Annie Hall or Bananas? Blue Jasmine or Sleeper? Our critics Robbie Collin and Tim Robey rank all 47 Woody Allen movies
8. Zelig (1983)
Throughout his career, Allen has downplayed the degree of self-portraiture in his work, but perhaps this ingenious spoof documentary, about a once-famous ‘human chameleon’ who lived in the first part of the 20th century and who could alter his personality and appearance to blend in wherever he went, is the quintessential Allen-as-Allen movie. It’s about the horror of conspicuousness when all you want to do is fit in, and the humour bites down on all kinds of personal and political pressure points. (Allen’s chosen time period and Zelig’s Jewish-American heritage are not accidents.) The special effects, in which Allen is seamlessly inserted into vintage newsreels, are still astonishing, and draw out the aching tragicomedy of Zelig’s plight. He’s the original man who wasn’t there.
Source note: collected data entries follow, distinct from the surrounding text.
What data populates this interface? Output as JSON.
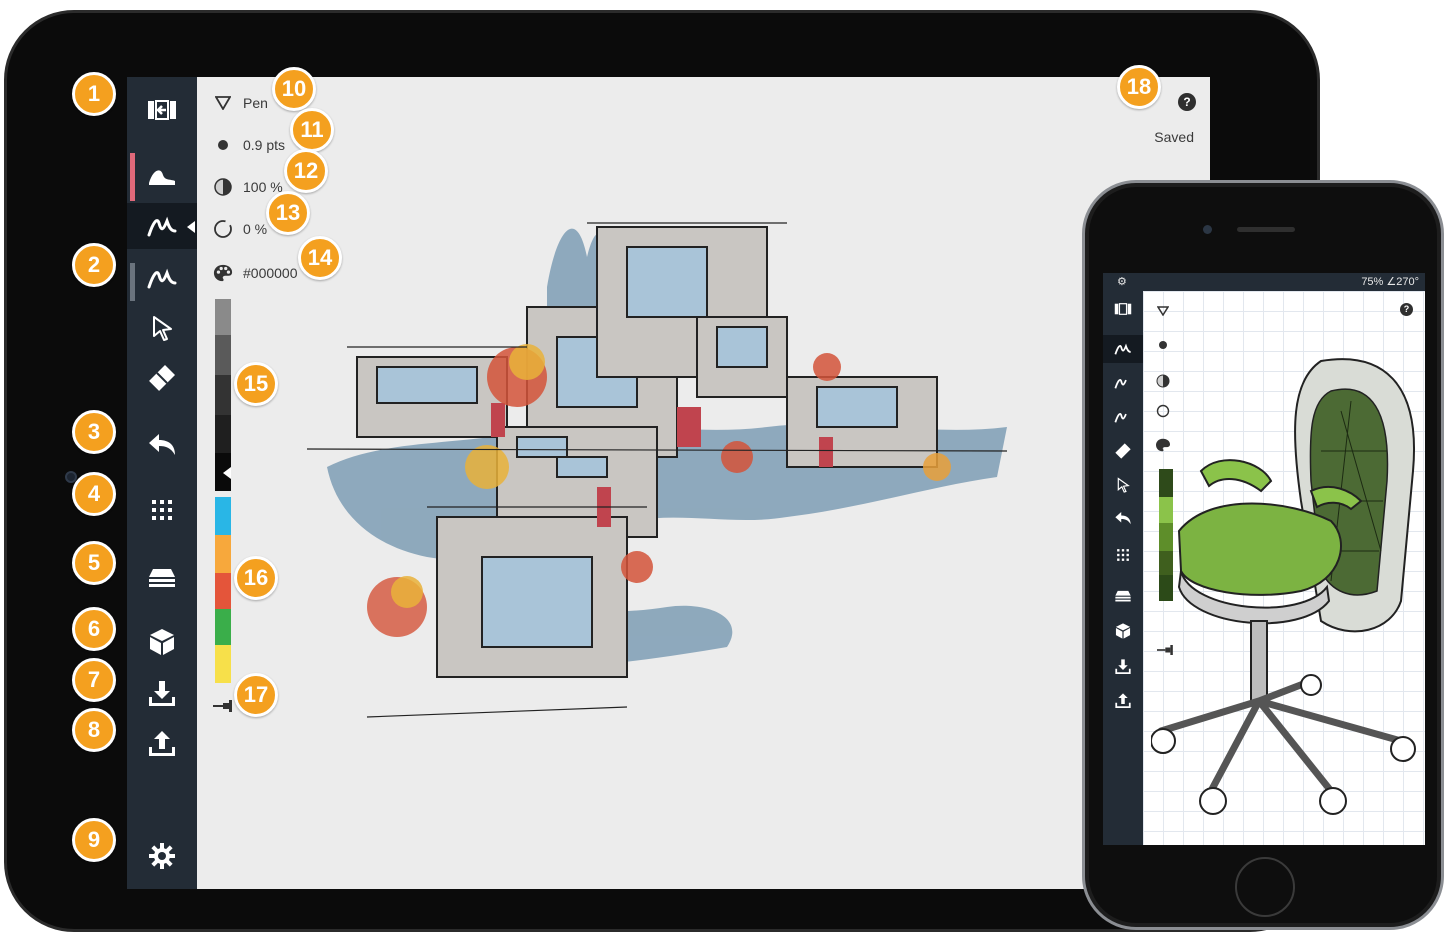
{
  "tablet": {
    "properties": {
      "tool": "Pen",
      "size": "0.9 pts",
      "opacity": "100 %",
      "smoothing": "0 %",
      "color": "#000000"
    },
    "status": "Saved",
    "help": "?"
  },
  "phone": {
    "status_left": "⚙",
    "status_right": "75% ∠270°",
    "help": "?"
  },
  "callouts": [
    "1",
    "2",
    "3",
    "4",
    "5",
    "6",
    "7",
    "8",
    "9",
    "10",
    "11",
    "12",
    "13",
    "14",
    "15",
    "16",
    "17",
    "18"
  ],
  "palette": {
    "greys": [
      "#8a8a8a",
      "#5a5a5a",
      "#333333",
      "#1f1f1f",
      "#0a0a0a"
    ],
    "colors": [
      "#29b6e6",
      "#f7a83c",
      "#e4553a",
      "#3aae4a",
      "#f7e04a"
    ],
    "phone_greens": [
      "#2e4a1a",
      "#8bc34a",
      "#5e8e2a",
      "#3f5f1e",
      "#2c4a18"
    ]
  },
  "colors": {
    "badge": "#f4a01f",
    "sidebar": "#232c36",
    "active_marker": "#e0697a"
  }
}
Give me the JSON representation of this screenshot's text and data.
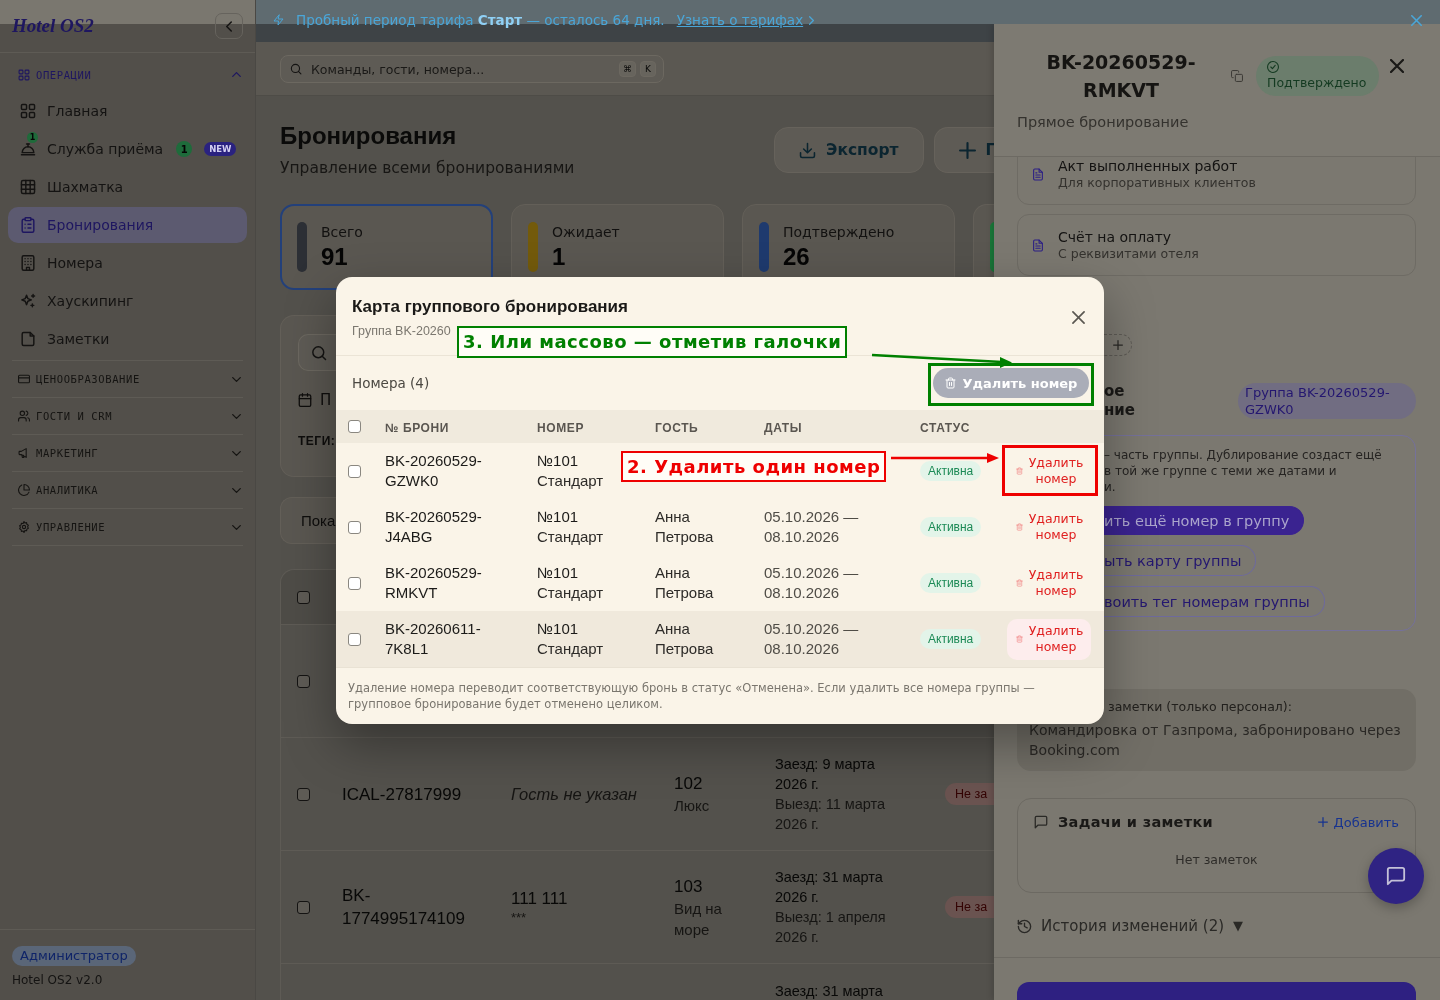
{
  "trial_banner": {
    "text": "Пробный период тарифа **Старт** — осталось 64 дня.",
    "link": "Узнать о тарифах"
  },
  "sidebar": {
    "logo": "Hotel OS2",
    "sections": [
      {
        "label": "ОПЕРАЦИИ",
        "expanded": true,
        "items": [
          {
            "label": "Главная",
            "selected": false
          },
          {
            "label": "Служба приёма",
            "selected": false,
            "icon_badge": "1",
            "count": "1",
            "tag": "NEW"
          },
          {
            "label": "Шахматка",
            "selected": false
          },
          {
            "label": "Бронирования",
            "selected": true
          },
          {
            "label": "Номера",
            "selected": false
          },
          {
            "label": "Хаускипинг",
            "selected": false
          },
          {
            "label": "Заметки",
            "selected": false
          }
        ]
      },
      {
        "label": "ЦЕНООБРАЗОВАНИЕ",
        "expanded": false
      },
      {
        "label": "ГОСТИ И CRM",
        "expanded": false
      },
      {
        "label": "МАРКЕТИНГ",
        "expanded": false
      },
      {
        "label": "АНАЛИТИКА",
        "expanded": false
      },
      {
        "label": "УПРАВЛЕНИЕ",
        "expanded": false
      }
    ],
    "role": "Администратор",
    "version": "Hotel OS2 v2.0"
  },
  "search": {
    "placeholder": "Команды, гости, номера...",
    "shortcut": [
      "⌘",
      "K"
    ]
  },
  "page_header": {
    "title": "Бронирования",
    "subtitle": "Управление всеми бронированиями",
    "buttons": [
      {
        "kind": "export",
        "label": "Экспорт"
      },
      {
        "kind": "create",
        "label": "Г"
      }
    ]
  },
  "stats": [
    {
      "label": "Всего",
      "value": "91",
      "selected": true,
      "color": "#2c2f35"
    },
    {
      "label": "Ожидает",
      "value": "1",
      "selected": false,
      "color": "#735a0b"
    },
    {
      "label": "Подтверждено",
      "value": "26",
      "selected": false,
      "color": "#1e3a6e"
    },
    {
      "selected": false,
      "color": "#1a7a3a"
    }
  ],
  "filters": {
    "date_label": "П",
    "tags_label": "ТЕГИ:"
  },
  "results_bar": {
    "text": "Пока"
  },
  "bookings_table": {
    "select_all": false,
    "rows": [
      {
        "checked": false
      },
      {
        "checked": false,
        "booking": "ICAL-27817999",
        "guest": "Гость не указан",
        "guest_known": false,
        "room": "102",
        "room_type": "Люкс",
        "check_in": "Заезд: 9 марта 2026 г.",
        "check_out": "Выезд: 11 марта 2026 г.",
        "status": "Не за"
      },
      {
        "checked": false,
        "booking": "BK-1774995174109",
        "guest": "111 111",
        "guest_known": true,
        "guest_note": "***",
        "room": "103",
        "room_type": "Вид на море",
        "check_in": "Заезд: 31 марта 2026 г.",
        "check_out": "Выезд: 1 апреля 2026 г.",
        "status": "Не за"
      }
    ],
    "partial_row": {
      "check_in": "Заезд: 31 марта"
    }
  },
  "booking_drawer": {
    "title": "BK-20260529-RMKVT",
    "status": {
      "label": "Подтверждено",
      "kind": "confirmed"
    },
    "subtitle": "Прямое бронирование",
    "documents": [
      {
        "title": "Акт выполненных работ",
        "subtitle": "Для корпоративных клиентов"
      },
      {
        "title": "Счёт на оплату",
        "subtitle": "С реквизитами отеля"
      }
    ],
    "group": {
      "heading_lines": [
        "ое",
        "ние"
      ],
      "badge": "Группа BK-20260529-GZWK0",
      "info_lines": [
        "– часть группы. Дублирование создаст ещё",
        "в той же группе с теми же датами и",
        "и."
      ],
      "actions": [
        {
          "label": "ить ещё номер в группу",
          "primary": true
        },
        {
          "label": "ыть карту группы",
          "primary": false
        },
        {
          "label": "воить тег номерам группы",
          "primary": false
        }
      ]
    },
    "staff_notes": {
      "label": "заметки (только персонал):",
      "text": "Командировка от Газпрома, забронировано через Booking.com"
    },
    "tasks": {
      "title": "Задачи и заметки",
      "add": "Добавить",
      "empty": "Нет заметок"
    },
    "history": {
      "label": "История изменений (2)",
      "toggle": "▼"
    }
  },
  "group_modal": {
    "title": "Карта группового бронирования",
    "subtitle": "Группа BK-20260",
    "rooms_label": "Номера (4)",
    "bulk_delete": {
      "label": "Удалить номер",
      "disabled": true
    },
    "select_all": false,
    "columns": [
      "№ БРОНИ",
      "НОМЕР",
      "ГОСТЬ",
      "ДАТЫ",
      "СТАТУС"
    ],
    "rows": [
      {
        "checked": false,
        "highlighted": false,
        "booking": "BK-20260529-GZWK0",
        "room": "№101",
        "room_type": "Стандарт",
        "status": "Активна",
        "delete": "Удалить номер"
      },
      {
        "checked": false,
        "highlighted": false,
        "booking": "BK-20260529-J4ABG",
        "room": "№101",
        "room_type": "Стандарт",
        "guest": "Анна Петрова",
        "dates": "05.10.2026 — 08.10.2026",
        "status": "Активна",
        "delete": "Удалить номер"
      },
      {
        "checked": false,
        "highlighted": false,
        "booking": "BK-20260529-RMKVT",
        "room": "№101",
        "room_type": "Стандарт",
        "guest": "Анна Петрова",
        "dates": "05.10.2026 — 08.10.2026",
        "status": "Активна",
        "delete": "Удалить номер"
      },
      {
        "checked": false,
        "highlighted": true,
        "booking": "BK-20260611-7K8L1",
        "room": "№101",
        "room_type": "Стандарт",
        "guest": "Анна Петрова",
        "dates": "05.10.2026 — 08.10.2026",
        "status": "Активна",
        "delete": "Удалить номер"
      }
    ],
    "footnote": "Удаление номера переводит соответствующую бронь в статус «Отменена». Если удалить все номера группы — групповое бронирование будет отменено целиком."
  },
  "annotations": [
    {
      "text": "3. Или массово — отметив галочки",
      "color": "#008000"
    },
    {
      "text": "2. Удалить один номер",
      "color": "#ee0000"
    }
  ]
}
7. Husbands and Wives (1992)
It opens with one of Allen’s most vividly written, shot and acted scenes ever, as Judy Davis and Sydney Pollack arrive for dinner and announce their separation plans. The way their best friends, Allen and Farrow, respond – shocked, but also offended – turns this into a rapid marvel of four-way characterisation. This is Allen’s most scorching anatomy of marital bonds, a film so bitter, witheringly frank and unsentimental he entirely reinvented his style of shooting and editing for it.
Jump cuts abound, straight-to-camera interviews break up the plot, and Carlo Di Palma’s handheld camera whip-pans all over the place, seeming to reel from one accusation or gossip-bomb to the next as this foursome all experiment separately with new lovers: perfect catch Liam Neeson, aerobics bimbo Lysette Anthony, impressionable student Juliette Lewis. It’s Woody’s last film with Farrow and feels, even more now, like a brutal post-mortem on their whole relationship: he even makes himself the loser.
6. Manhattan (1979)
Received wisdom has it that Manhattan is a cinematic love letter to New York. But it’s actually the opposite: a thank-you card from New York, via Allen, to cinema – for the alchemical process by which light and shade and music can turn buildings and streets into a miraculous, shared dream of a city. In theory it’s a romantic comedy, though its romance and humour are by turns anxious and wistful, and its characters come weighed down by manifold flaws and neuroses (not least the troublesome May-September romance between Isaac, Allen’s conflicted comedy writer, and Mariel Hemingway’s 17-year-old student).
Instead, it’s the city itself, frozen in time by Gordon Willis’s immaculate black-and-white photography, that nourishes them. Simply by watching the sun rise over the East River, a Gershwin song drifting out of the morning mist, Allen’s tiny worker ant can somehow feel like the king of the colony.
5. The Purple Rose of Cairo (1985)
Film is so often an escape route for Allen’s characters that it’s only natural one would eventually make the journey in reverse – hopping down off a cinema screen and into the life of a troubled soul seeking comfort at the movies. Cecilia (Mia Farrow), a waitress slogging through an unhappy marriage and the Great Depression, is halfway through an escapist swashbuckler when its lantern-jawed hero (Jeff Daniels) clambers out of the frame and whisks her out of the door on a romantic caper of her own.
It’s a glorious premise, explored by Allen and his cast to dazzlingly funny ends. What gives the film its existential bite, though, is a two-part acknowledgement late in the game: firstly, that the beautiful solace film offers is a lie, and secondly, that it doesn’t matter. Watching it, you feel (and probably look) like Farrow’s heroine: a smiling face in the dark, lit up, flickering, alive.